At 16, Mr Hussen escaped the civil war in Somalia and fled to Canada. He went on to study and practice law, before becoming the country's Minister of Immigration, Refugees and Citizenship last year.
But he played down his own screenplay-like story to the Sydney audience.
"Apart from our Indigenous population, the rest of us in Canada are either descendants of immigrants or immigrants ourselves... The history of modern Canada is a history of immigration," he said.
Mr Hussen said the current "global anxieties" around migrants and refugees ignore the many economic arguments for increased immigration.
"Talent and investment have never been more mobile. And they will go where they are most welcome," he said.
And he framed increased immigration as an important fix to the challenges posed by Canada's ageing population.
For such reasons, Mr Hussen's boss, Prime Minister Justin Trudeau, has increased Canadian immigration targets from 260,000 per year to 310,000 per year. The target is set to rise to 340,000 by 2020.
"The case for diversity is clear. It's a strength, not a threat," Mr Hussen said.
"Politicians can either play up anxieties around immigration to get into office or they can take the higher road and talk about the benefits of immigration."
He said Canada and other developed countries should be "ambitious" on immigration.
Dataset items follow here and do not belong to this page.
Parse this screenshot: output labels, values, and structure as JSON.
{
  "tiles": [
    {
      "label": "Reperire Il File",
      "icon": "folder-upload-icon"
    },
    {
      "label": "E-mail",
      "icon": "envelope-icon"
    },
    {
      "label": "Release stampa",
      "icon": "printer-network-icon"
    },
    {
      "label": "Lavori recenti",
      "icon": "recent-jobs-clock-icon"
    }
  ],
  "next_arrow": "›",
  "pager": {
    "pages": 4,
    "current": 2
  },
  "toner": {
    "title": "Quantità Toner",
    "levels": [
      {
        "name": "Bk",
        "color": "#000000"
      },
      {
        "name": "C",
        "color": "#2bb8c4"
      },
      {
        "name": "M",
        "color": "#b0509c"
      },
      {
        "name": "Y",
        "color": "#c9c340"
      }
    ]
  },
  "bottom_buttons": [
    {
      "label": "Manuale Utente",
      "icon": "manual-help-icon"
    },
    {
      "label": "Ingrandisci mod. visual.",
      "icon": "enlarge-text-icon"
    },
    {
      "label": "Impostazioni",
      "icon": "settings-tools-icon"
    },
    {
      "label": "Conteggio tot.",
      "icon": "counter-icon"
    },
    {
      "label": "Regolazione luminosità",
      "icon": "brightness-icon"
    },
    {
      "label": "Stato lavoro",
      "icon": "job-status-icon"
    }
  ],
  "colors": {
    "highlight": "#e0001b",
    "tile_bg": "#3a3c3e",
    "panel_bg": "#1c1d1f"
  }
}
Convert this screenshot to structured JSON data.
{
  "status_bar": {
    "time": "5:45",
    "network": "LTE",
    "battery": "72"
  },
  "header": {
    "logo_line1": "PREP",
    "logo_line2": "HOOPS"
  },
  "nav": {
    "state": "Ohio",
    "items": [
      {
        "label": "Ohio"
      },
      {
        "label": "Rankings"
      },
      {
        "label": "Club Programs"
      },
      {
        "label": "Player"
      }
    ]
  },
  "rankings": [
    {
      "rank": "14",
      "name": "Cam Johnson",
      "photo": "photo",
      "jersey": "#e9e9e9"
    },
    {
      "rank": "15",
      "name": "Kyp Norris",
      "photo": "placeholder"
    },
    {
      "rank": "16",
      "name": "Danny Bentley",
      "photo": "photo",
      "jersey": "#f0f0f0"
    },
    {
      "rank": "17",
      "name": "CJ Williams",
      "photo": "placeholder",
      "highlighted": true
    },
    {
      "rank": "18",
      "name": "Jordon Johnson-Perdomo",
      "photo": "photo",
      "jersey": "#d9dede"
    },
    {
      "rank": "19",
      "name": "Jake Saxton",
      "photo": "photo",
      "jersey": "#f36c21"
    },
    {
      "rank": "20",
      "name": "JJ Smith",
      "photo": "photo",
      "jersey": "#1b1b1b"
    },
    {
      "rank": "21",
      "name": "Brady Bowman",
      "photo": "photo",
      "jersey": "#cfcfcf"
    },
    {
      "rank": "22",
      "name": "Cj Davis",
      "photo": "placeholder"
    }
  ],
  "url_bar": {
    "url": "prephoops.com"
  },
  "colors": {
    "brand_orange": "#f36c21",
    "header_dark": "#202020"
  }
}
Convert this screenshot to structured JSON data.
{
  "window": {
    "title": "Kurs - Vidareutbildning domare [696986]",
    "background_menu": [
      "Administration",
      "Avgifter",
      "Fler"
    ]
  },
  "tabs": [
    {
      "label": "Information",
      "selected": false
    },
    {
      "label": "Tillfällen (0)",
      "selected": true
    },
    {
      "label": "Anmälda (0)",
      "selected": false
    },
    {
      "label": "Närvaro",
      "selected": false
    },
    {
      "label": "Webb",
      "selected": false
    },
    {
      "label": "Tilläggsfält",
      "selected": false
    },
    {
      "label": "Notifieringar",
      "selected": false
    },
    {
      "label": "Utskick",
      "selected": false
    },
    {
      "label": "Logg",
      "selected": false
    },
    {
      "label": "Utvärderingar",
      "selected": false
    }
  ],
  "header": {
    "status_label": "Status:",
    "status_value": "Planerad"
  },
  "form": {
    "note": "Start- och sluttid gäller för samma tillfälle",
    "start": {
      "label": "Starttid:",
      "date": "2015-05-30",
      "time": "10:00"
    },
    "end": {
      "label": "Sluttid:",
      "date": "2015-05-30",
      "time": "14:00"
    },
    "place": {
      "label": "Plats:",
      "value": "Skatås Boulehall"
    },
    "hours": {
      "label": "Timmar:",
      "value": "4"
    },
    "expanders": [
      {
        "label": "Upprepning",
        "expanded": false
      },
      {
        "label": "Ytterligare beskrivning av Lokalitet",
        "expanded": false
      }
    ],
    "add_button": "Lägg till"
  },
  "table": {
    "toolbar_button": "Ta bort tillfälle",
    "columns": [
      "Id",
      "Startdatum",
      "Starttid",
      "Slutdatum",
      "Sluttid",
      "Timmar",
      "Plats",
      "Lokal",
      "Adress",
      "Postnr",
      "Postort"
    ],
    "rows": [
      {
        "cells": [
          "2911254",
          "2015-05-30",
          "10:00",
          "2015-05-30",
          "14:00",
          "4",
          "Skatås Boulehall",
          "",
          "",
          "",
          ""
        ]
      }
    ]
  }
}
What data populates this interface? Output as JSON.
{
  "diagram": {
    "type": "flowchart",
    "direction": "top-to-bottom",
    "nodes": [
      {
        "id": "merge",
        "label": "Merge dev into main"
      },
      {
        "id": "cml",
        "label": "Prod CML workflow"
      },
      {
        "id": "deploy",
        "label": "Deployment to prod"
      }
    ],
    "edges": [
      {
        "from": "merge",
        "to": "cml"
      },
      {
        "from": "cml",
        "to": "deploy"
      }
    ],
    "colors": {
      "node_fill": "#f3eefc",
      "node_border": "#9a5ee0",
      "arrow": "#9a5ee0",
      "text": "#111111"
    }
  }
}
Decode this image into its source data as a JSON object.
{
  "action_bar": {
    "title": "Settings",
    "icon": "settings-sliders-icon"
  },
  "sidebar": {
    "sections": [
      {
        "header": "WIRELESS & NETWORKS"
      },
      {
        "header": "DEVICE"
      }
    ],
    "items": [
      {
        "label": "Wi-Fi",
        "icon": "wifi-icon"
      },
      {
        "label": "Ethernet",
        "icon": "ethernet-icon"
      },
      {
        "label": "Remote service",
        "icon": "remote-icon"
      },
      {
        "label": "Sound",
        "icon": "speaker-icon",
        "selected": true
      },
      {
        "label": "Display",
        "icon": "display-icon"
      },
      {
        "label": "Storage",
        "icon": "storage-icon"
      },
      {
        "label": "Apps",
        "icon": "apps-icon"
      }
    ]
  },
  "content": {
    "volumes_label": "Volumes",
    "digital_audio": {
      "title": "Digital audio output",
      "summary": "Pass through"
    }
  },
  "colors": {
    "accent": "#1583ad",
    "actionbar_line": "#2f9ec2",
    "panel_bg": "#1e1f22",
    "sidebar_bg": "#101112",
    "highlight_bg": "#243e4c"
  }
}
But support back home seems to be spilt, with a poll last week suggesting that half of Canadians would prefer to see the government's immigration target of 310,000 new permanent residents for 2018 be decreased.
On the topic of refugees, Mr Hussen talked up his country's Private Sponsorship of Refugees Program.
The initiative allows the financial costs and settlement support to refugees be provided by private groups or organisations.
"We've seen, time and time again, the generosity of Canadians here," he said, adding that the program has settled 288,000 refugees since it started in 1978.
"It's transformative not just for the refugees, but also the sponsors... The sponsors become the biggest champions for refugees, as refugees are no longer an abstract but part of the family."
On the issue of integrating new arrivals to a country, be it Canada or elsewhere, Mr Hussen stressed it was "a two-way street".
"You can't just demand that people integrate if you're not willing to provide them with a welcoming environment."
But Mr Hussen did not delve into the recent uptick in unofficial border crossings from the US into Canada, which has been a source of controversy for the Trudeau government.
Material from the Sydney event said Canada's approach to immigration was based "on the principle of mutual obligations for new immigrants and Canadian society".
"Its ultimate goal is for immigrants to fully participate in the economic, social, cultural and political life of Canada," it said.
And Mr Hussen appears to be the living proof of its success.